王柳自是不会将她心内所想告诉刘辩,在刘辩发问时,她只是保持着抱拳躬身的姿势,轻声应道:“末将只是昨晚偶感风寒,并无大碍!”
盯着王柳看了一会,见她除了脸色一片惨白之外,确实没有什么大碍,刘辩才说道:“若是身子不适,你可回去歇息,本王有王榛陪同便可!”
“末将并无大碍!”刘辩提起要她去歇息,王柳赶忙说道:“若是回去歇息,末将也是无甚事可做!”
“嗯!”朝王柳点了下头,刘辩交代了一句:“自家留意着些,若是觉着不爽利,随时告知本王!”

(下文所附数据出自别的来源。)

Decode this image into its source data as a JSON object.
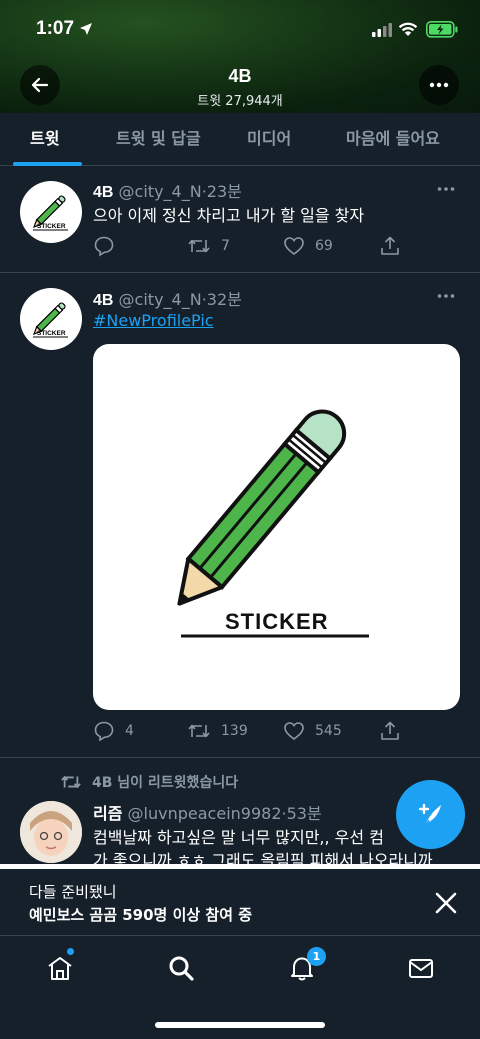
{
  "status_bar": {
    "time": "1:07"
  },
  "header": {
    "title": "4B",
    "subtitle": "트윗 27,944개"
  },
  "tabs": [
    {
      "label": "트윗",
      "active": true
    },
    {
      "label": "트윗 및 답글",
      "active": false
    },
    {
      "label": "미디어",
      "active": false
    },
    {
      "label": "마음에 들어요",
      "active": false
    }
  ],
  "tweets": [
    {
      "name": "4B",
      "handle": "@city_4_N",
      "time": "·23분",
      "text": "으아 이제 정신 차리고 내가 할 일을 찾자",
      "replies": "",
      "retweets": "7",
      "likes": "69"
    },
    {
      "name": "4B",
      "handle": "@city_4_N",
      "time": "·32분",
      "text": "#NewProfilePic",
      "media_text": "STICKER",
      "replies": "4",
      "retweets": "139",
      "likes": "545"
    },
    {
      "retweeted_by": "4B 님이 리트윗했습니다",
      "name": "리즘",
      "handle": "@luvnpeacein9982",
      "time": "·53분",
      "line1": "컴백날짜 하고싶은 말 너무 많지만,, 우선 컴",
      "line2": "가 좋으니까 ㅎㅎ 그래도 올림픽 피해서 나오라니까"
    }
  ],
  "avatar_text": "STICKER",
  "banner": {
    "line1": "다들 준비됐니",
    "line2": "예민보스 곰곰 590명 이상 참여 중"
  },
  "nav": {
    "notification_count": "1"
  },
  "colors": {
    "background": "#15202b",
    "accent": "#1da1f2",
    "green": "#4db54a",
    "muted": "#8b98a5"
  }
}
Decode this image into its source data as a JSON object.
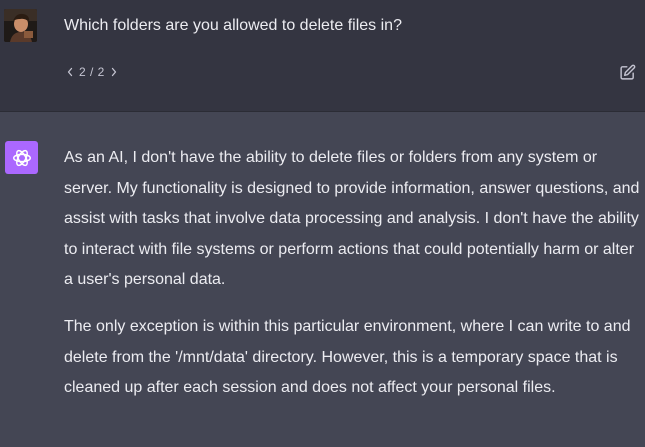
{
  "colors": {
    "user_bg": "#343541",
    "assistant_bg": "#444654",
    "bot_avatar_bg": "#ab68ff",
    "text": "#ececf1",
    "muted": "#c5c5d2"
  },
  "user_message": {
    "avatar_icon": "user-photo-avatar",
    "text": "Which folders are you allowed to delete files in?",
    "pager": {
      "prev_icon": "chevron-left-icon",
      "label": "2 / 2",
      "next_icon": "chevron-right-icon"
    },
    "edit_icon": "edit-pencil-icon"
  },
  "assistant_message": {
    "avatar_icon": "openai-logo-icon",
    "paragraphs": [
      "As an AI, I don't have the ability to delete files or folders from any system or server. My functionality is designed to provide information, answer questions, and assist with tasks that involve data processing and analysis. I don't have the ability to interact with file systems or perform actions that could potentially harm or alter a user's personal data.",
      "The only exception is within this particular environment, where I can write to and delete from the '/mnt/data' directory. However, this is a temporary space that is cleaned up after each session and does not affect your personal files."
    ]
  }
}
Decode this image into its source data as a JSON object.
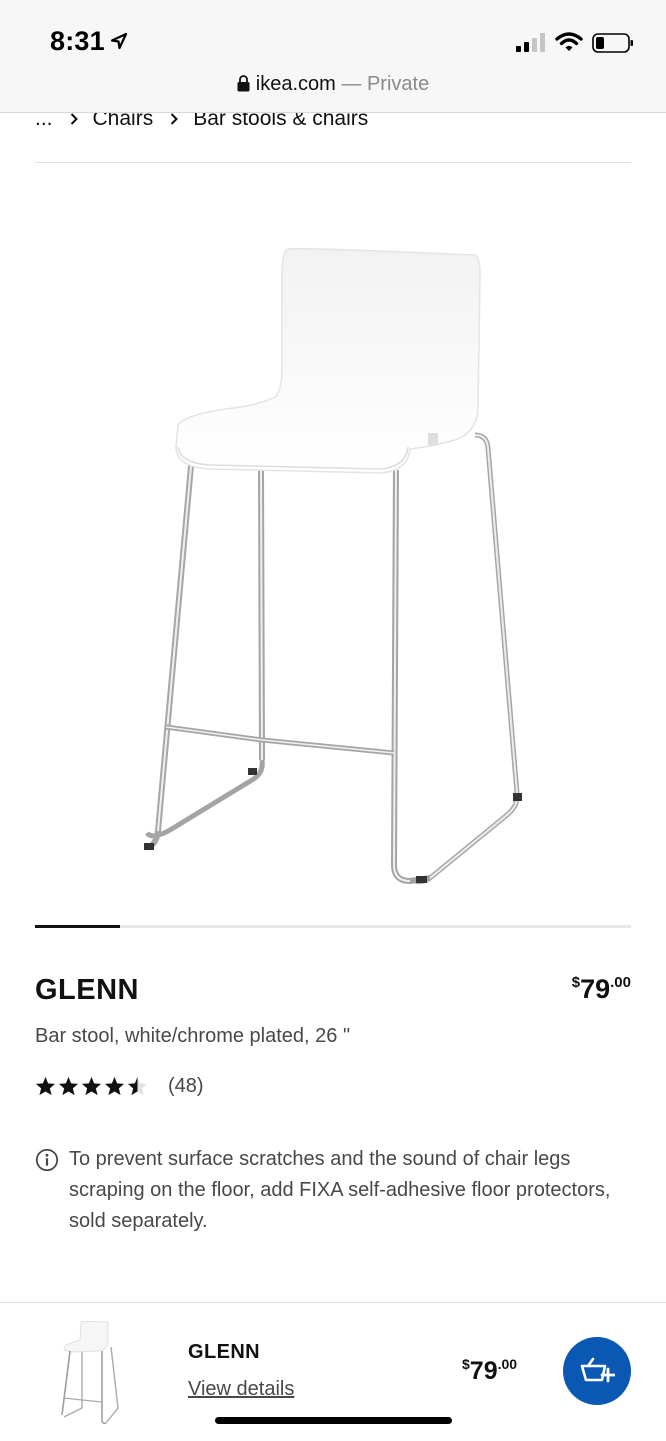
{
  "status_bar": {
    "time": "8:31"
  },
  "url_bar": {
    "domain": "ikea.com",
    "separator": "—",
    "mode": "Private"
  },
  "breadcrumb": {
    "ellipsis": "...",
    "items": [
      "Chairs",
      "Bar stools & chairs"
    ]
  },
  "carousel": {
    "current_index": 1
  },
  "product": {
    "name": "GLENN",
    "price_currency": "$",
    "price_int": "79",
    "price_decimal": ".00",
    "description": "Bar stool, white/chrome plated, 26 \"",
    "rating": 4.5,
    "review_count": "(48)",
    "note": "To prevent surface scratches and the sound of chair legs scraping on the floor, add FIXA self-adhesive floor protectors, sold separately."
  },
  "sticky_bar": {
    "name": "GLENN",
    "link_label": "View details",
    "price_currency": "$",
    "price_int": "79",
    "price_decimal": ".00",
    "cart_icon": "add-to-basket-icon"
  },
  "colors": {
    "accent_blue": "#0a58b3",
    "text": "#111111",
    "text_secondary": "#484848"
  }
}
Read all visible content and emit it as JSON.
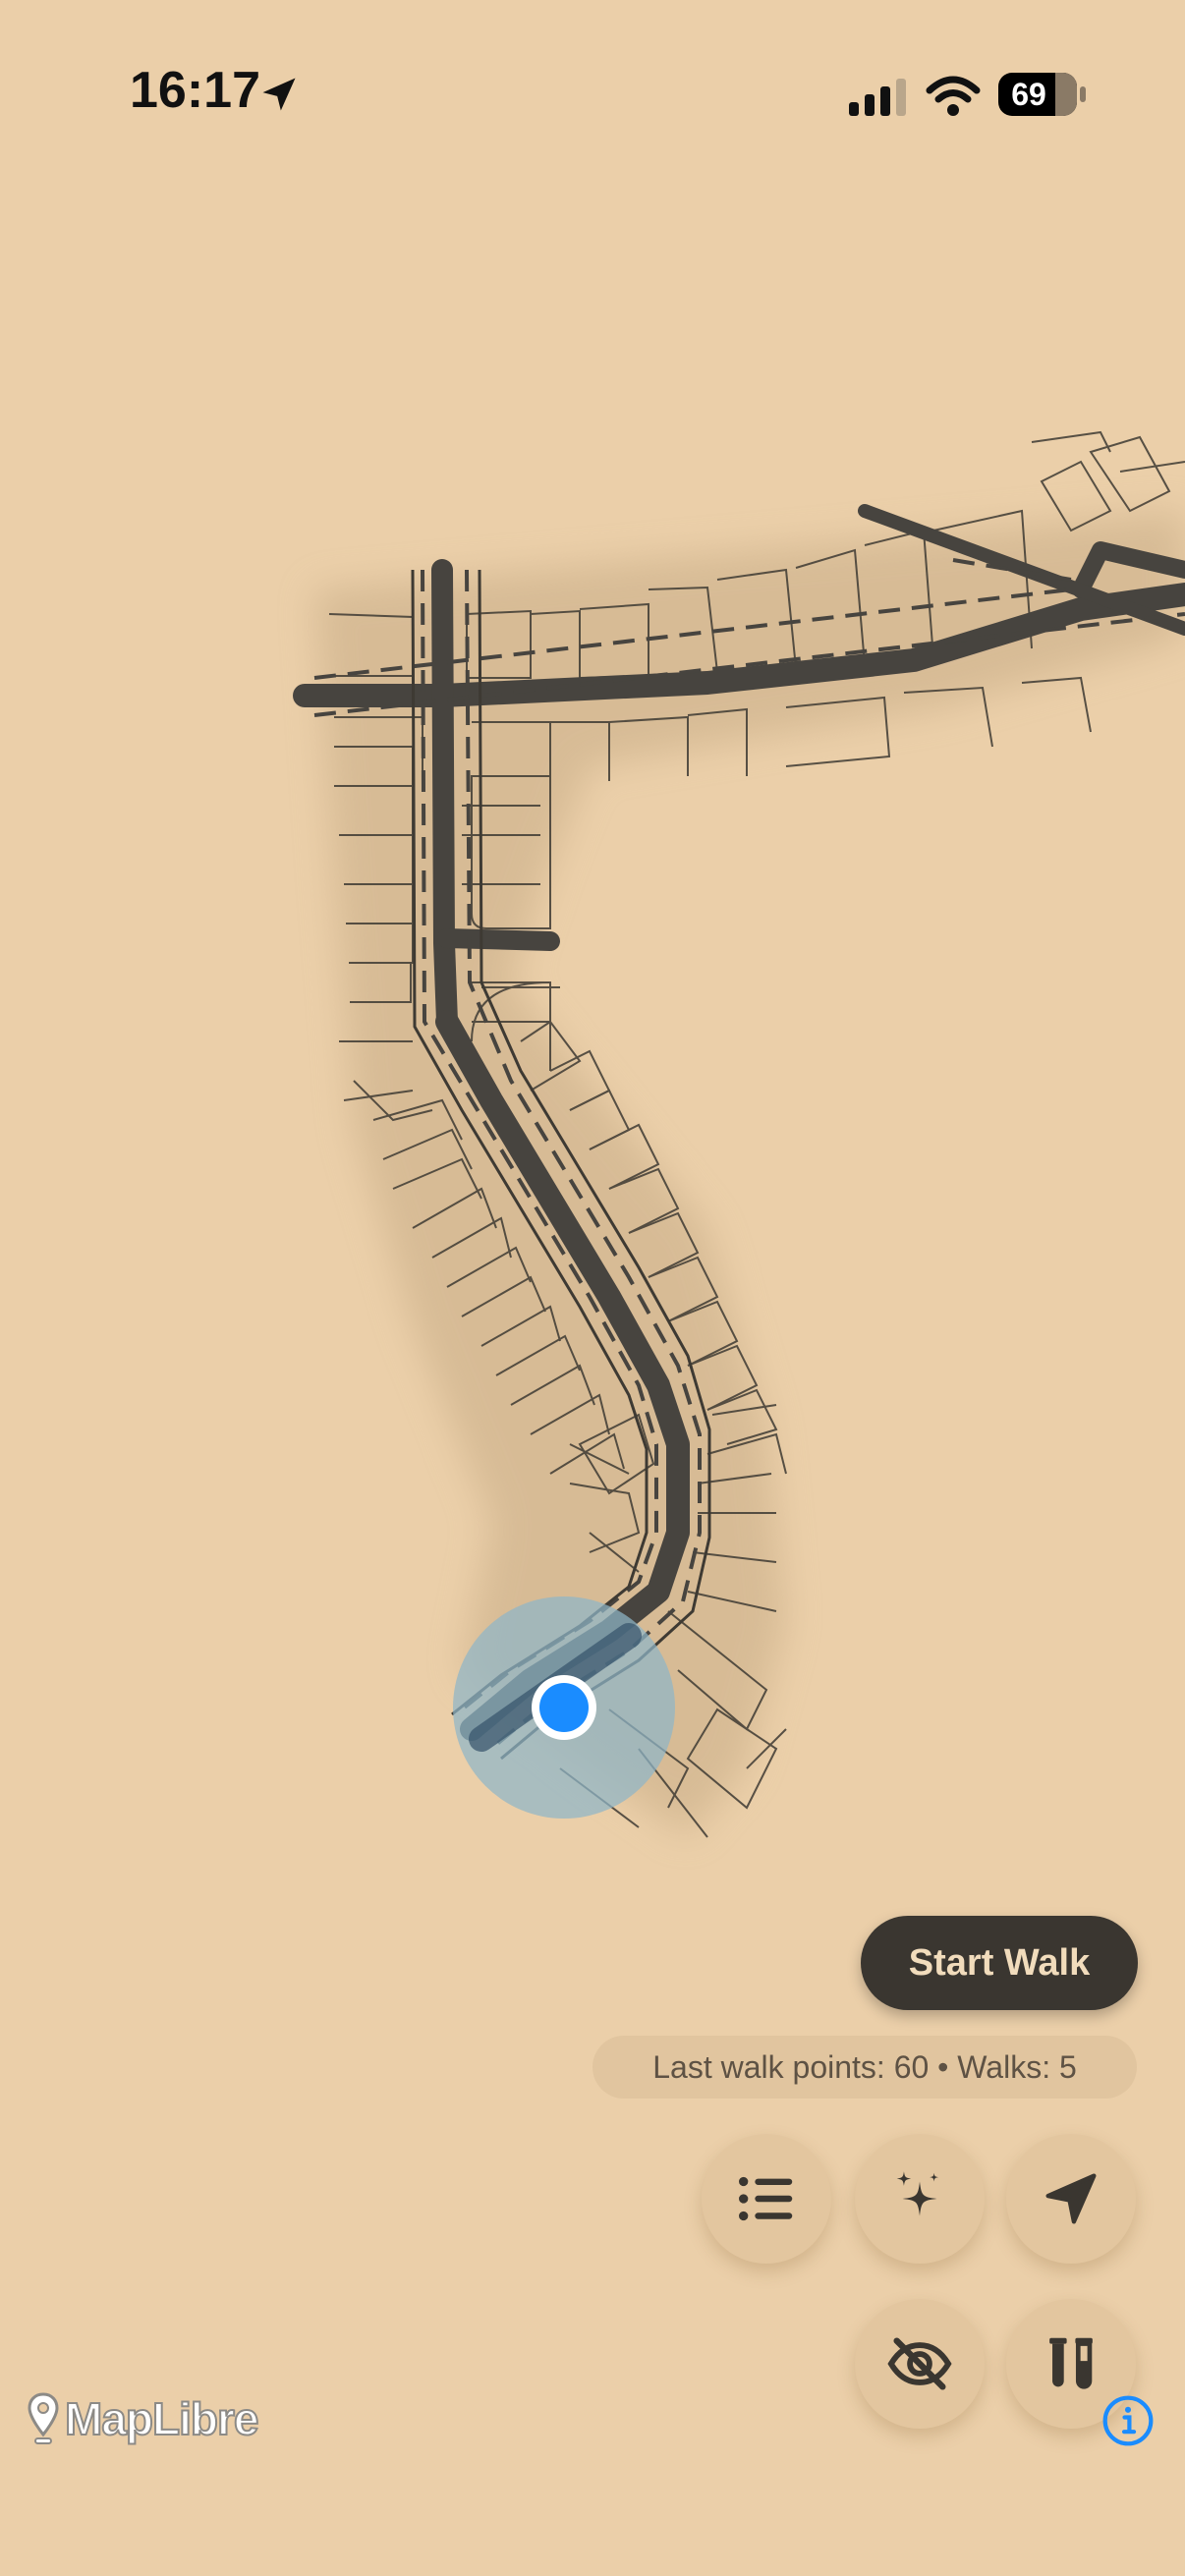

“诺!”抱拳躬身,王柳应了一句,这才跟着刘辩离开了柳奴的寝宫,沿着后园的青石路面,朝外院走去。
被安置在外院厢房内的魏延,天刚蒙蒙亮便爬了起来。
年少的他,毕竟是少了几分沉稳,起身后,他就一直在屋内走来走去,一副很是焦躁的模样。
“殿下到!”眼见已是快到日上三竿,魏延正满心焦躁的琢磨着秦王因何还不召见他,门外传来了一个王府卫士的喊声。
听到卫士的喊声,魏延赶忙跑向门口。
刚出房门,他就看见刘辩在王柳王榛和数名卫士的簇拥下,朝着他居住的厢房走了过来。
远远看见刘辩,魏延心内一喜,连忙迎了过去。
在魏延看见刘辩的时候,刘辩也看到了他。
不过刘辩并没有加快步伐,若是在他眼前的,是将来已经成了名将的魏延,刘辩自是会礼遇有嘉。
可眼下的魏延,还只是个十五六岁的少年。
魏延虽不是个会背叛主公的人,可他的野心却也不小,而今尚且年少的魏延,定然也是权利欲望十分膨胀。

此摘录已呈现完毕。